The Golden Rule
The ancient Greek rhetorician, Isocrates, not to be confused with classical Greek philosopher, Socrates, taught his students the following: “Do not do to others that which angers you when they do it to you.” Confucius, the influential Chinese philosopher, is credited with having said, “What you do not want done to yourself, do not do to others.” Epictetus, from the School of Stoicism said, “Do unto others whatever you would like them to do to you.” There are similar precepts found in The Book of Certitude of the Baha’i faith, The Talmud, The Koran, and The Mahabharata. Scholars and theologians have labeled these words of virtue, the Golden Rule, or ethic of reciprocity. No matter which oracle or sage first uttered these words, this powerful moral directive is exactly what the next president and congress must embrace for the sake of this country. In fact, Ronald Reagan, our 40th president, said “We might come closer to balancing the budget if all of us (congress and the president) lived closer to The Commandments and the Golden Rule.” He was right. Promulgating and practicing the Golden Rule means that we are, with great intentionality, regulating our public conduct that we may not do or say anything that we wouldn’t want done or said against us.

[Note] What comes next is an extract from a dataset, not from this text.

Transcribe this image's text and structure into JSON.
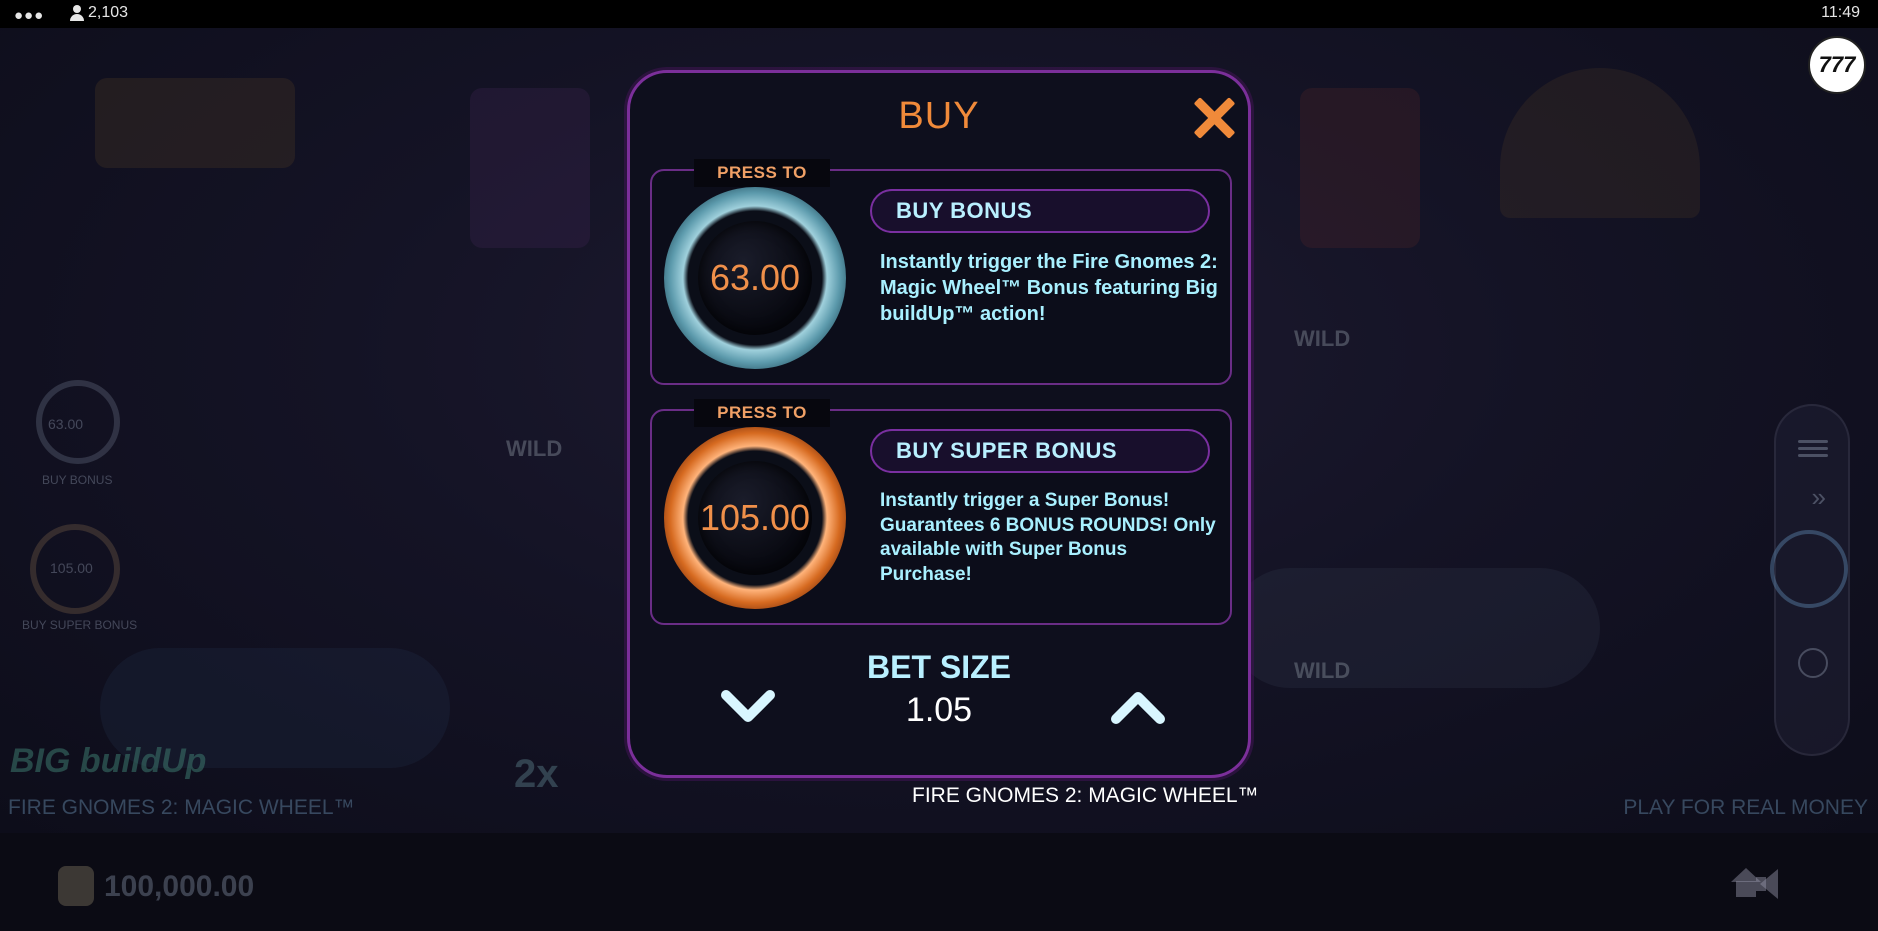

In considering this magnificent ideal, I have concluded that I may not have control over the economy or interest rates or gasoline prices but I have absolute control over me. Therefore, I will regulate my congressional conduct, in compliance with the Golden Rule. I will not attend any meeting in any hotel or elsewhere to plot the failure of the President-elect. I will not join others in congress to purposely cause legislative gridlock because I would not want it done to a democrat in the White House. If the president succeeds, I succeed for I am a citizen of this country. I have children and grandchildren that matter deeply to me. Therefore, it would be an act of political self-mutilation to want any president to fail. If the President-elect fails, it will negatively impact my children and my children’s children.
In disagreement with some democratic activists, with whom I share much in common, I will not seek to delegitimize the next first lady by questioning her immigration status. There is nothing, absolutely nothing or no one that can compel me to rudely disrupt the President’s State of the Union address. As a person who has delivered several thousand sermons and speeches, I am always prepared for unmannerly and uncivil interruptions, but it would certainly have an unpleasant taste. The whole world is watching the United States so we should watch what we say and what we do. As the world’s most expansive democracy, we have a responsibility to kindle a bright light for would-be and fledgling self-rule governments to mirror.
No matter how tempting, I will not refer to the Republican Party as the Repub party. In addition to the fact that the Repub Party like the Democrat Party is grammatically incorrect, the founders of the Republican Party named itself such. Why would I call an individual political party or an organization anything different from what they prefer? If Ferdinand L. Alcindor prefers to be called Kareem Abdul-Jabbar, why would I call him Kar or any other name? Why would I use a political party’s name as an epithet other than for the purpose of being childishly negative or hostile? I would never want that done to me, therefore, I will not do it to others.
The most significant building block necessary to develop a federal government that actually inspires peace and tolerance across our bifurcated country is the practice of the Golden Rule. The wrong-headed D.C. belief that whomever holds the gold makes the rule has not proved workable and is dangerously divisive, even in the world’s greatest democracy. The main guidepost to our estranged political parties should be the Golden Rule. In fact, the Golden Rule is the Mount McKinley (highest point in the U.S.) of our remarkable republic.